The third part of the book is the attempt by the family to keep their farm following Pete’s execution. The pastor’s widow, aided by some sleazy lawyers, goes after the property in a wrongful death lawsuit. Hints at solving the mystery are few and far between, but the general best guess is that the pastor may have had an affair with Pete’s wife during the war. There is a long, drawn-out series of court cases and legal maneuvers. Finally at the very end we learn the truth, and it is a very unsatisfying ending.
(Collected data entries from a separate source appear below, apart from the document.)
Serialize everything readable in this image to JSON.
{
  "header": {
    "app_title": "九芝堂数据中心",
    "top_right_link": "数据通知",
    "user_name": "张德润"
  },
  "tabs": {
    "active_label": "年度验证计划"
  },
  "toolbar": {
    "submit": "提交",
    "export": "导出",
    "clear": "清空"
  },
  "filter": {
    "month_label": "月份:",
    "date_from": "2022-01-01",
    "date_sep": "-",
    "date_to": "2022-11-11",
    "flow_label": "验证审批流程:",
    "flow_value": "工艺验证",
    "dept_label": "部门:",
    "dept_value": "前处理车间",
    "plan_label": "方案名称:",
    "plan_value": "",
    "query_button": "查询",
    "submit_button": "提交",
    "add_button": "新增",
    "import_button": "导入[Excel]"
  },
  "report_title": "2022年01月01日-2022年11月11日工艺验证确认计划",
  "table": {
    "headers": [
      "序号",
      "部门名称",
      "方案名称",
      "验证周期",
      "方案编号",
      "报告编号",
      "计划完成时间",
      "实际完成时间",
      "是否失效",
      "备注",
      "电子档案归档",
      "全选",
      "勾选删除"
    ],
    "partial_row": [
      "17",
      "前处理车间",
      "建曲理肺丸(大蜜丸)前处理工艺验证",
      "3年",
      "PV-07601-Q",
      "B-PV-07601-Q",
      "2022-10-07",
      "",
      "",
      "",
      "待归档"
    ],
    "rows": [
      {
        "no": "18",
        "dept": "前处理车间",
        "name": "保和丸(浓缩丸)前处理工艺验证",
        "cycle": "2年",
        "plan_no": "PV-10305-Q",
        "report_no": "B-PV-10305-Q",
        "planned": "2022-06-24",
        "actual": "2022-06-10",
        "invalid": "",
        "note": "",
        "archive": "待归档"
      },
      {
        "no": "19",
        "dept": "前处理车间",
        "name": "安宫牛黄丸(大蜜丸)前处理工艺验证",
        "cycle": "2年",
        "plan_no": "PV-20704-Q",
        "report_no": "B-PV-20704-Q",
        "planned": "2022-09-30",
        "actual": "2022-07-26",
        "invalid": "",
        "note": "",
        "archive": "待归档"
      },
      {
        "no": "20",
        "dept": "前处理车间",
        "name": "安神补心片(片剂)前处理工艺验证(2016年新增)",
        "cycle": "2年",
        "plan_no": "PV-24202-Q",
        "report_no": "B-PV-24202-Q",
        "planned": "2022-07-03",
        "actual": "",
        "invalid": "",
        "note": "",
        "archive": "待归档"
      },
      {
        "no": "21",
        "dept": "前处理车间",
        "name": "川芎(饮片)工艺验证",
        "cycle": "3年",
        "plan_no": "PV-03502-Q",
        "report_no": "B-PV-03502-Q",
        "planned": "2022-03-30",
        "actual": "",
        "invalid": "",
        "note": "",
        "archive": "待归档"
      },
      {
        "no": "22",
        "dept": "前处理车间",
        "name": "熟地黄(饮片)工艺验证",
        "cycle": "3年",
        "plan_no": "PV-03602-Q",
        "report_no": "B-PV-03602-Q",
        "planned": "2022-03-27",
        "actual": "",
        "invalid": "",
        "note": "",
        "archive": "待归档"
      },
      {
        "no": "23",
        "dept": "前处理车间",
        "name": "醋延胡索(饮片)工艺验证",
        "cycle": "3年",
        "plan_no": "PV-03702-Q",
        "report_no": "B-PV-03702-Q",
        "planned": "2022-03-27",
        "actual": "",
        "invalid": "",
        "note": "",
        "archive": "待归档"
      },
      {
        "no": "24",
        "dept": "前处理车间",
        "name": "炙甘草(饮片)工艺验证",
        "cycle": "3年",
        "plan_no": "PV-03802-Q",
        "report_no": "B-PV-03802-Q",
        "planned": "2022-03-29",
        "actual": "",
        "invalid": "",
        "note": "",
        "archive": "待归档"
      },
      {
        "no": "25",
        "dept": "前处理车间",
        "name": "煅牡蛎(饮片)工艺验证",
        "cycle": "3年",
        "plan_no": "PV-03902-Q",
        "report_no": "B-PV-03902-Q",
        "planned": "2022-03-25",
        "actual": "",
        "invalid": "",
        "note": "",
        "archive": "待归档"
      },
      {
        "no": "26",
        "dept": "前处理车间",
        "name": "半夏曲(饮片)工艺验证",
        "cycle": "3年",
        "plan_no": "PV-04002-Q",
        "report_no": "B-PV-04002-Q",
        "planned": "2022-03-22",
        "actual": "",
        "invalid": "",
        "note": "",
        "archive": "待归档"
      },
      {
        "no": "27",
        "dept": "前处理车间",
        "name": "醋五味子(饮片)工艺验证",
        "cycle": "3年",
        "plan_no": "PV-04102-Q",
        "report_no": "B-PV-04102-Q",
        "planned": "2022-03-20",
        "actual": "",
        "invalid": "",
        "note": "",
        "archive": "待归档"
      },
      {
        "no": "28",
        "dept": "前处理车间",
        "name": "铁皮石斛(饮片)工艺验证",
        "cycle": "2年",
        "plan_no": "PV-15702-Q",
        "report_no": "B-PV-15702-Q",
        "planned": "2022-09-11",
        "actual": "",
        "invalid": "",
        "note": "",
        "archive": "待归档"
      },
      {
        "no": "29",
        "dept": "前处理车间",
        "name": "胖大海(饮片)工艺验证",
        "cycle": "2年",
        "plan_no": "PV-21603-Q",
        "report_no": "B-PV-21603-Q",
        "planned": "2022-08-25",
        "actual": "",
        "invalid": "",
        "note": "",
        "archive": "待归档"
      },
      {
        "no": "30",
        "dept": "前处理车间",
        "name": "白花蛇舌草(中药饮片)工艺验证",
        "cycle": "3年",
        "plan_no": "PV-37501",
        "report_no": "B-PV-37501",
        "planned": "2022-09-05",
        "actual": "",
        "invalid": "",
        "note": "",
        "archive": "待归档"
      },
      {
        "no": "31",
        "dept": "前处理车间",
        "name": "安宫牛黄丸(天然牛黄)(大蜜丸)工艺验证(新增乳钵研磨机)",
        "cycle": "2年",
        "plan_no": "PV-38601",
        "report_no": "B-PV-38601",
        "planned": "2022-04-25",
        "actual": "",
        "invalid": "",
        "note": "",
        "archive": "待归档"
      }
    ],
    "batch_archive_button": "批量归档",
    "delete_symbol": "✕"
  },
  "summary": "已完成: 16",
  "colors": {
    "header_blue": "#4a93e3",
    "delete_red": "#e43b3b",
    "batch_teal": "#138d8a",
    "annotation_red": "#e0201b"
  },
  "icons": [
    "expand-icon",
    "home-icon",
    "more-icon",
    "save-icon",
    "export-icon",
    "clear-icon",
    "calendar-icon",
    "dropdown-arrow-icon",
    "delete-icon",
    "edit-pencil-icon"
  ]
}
I approached The Reckoning as a legal thriller, much like most of Grisham’s other works. From that perspective, the summary above shows why the story was problematic. Perhaps, instead, we should look at the book as being about Pete? That would make sense in regards to the first two sections, but not the third. Throughout the story the social environment of the American south provides the backdrop for the story. The Bannings, well to-do cotton farmers, have a number of black servants and workers who live on their land, the children of former slaves. In the jail, there is a “white” section and a “colored” section. The jury for the trial consists of 12 white men. At the end, with things in disarray and the farm in jeopardy, there is no protection for the black people and their lives are subject to decisions beyond their control. From that perspective, perhaps it was meant as a social commentary. However, it doesn’t pull it off. If that was the point, there was not enough “showing” of the full fabric of life in that time and circumstance, and too much focus on the war and the long, drawn-out legal process.
I listened to the audio version of the book and the narrator did a very good job.
The Reckoning is not recommended. It seemed it needed more rewriting, not because of the prose but because the point being made didn’t clearly match much of the content.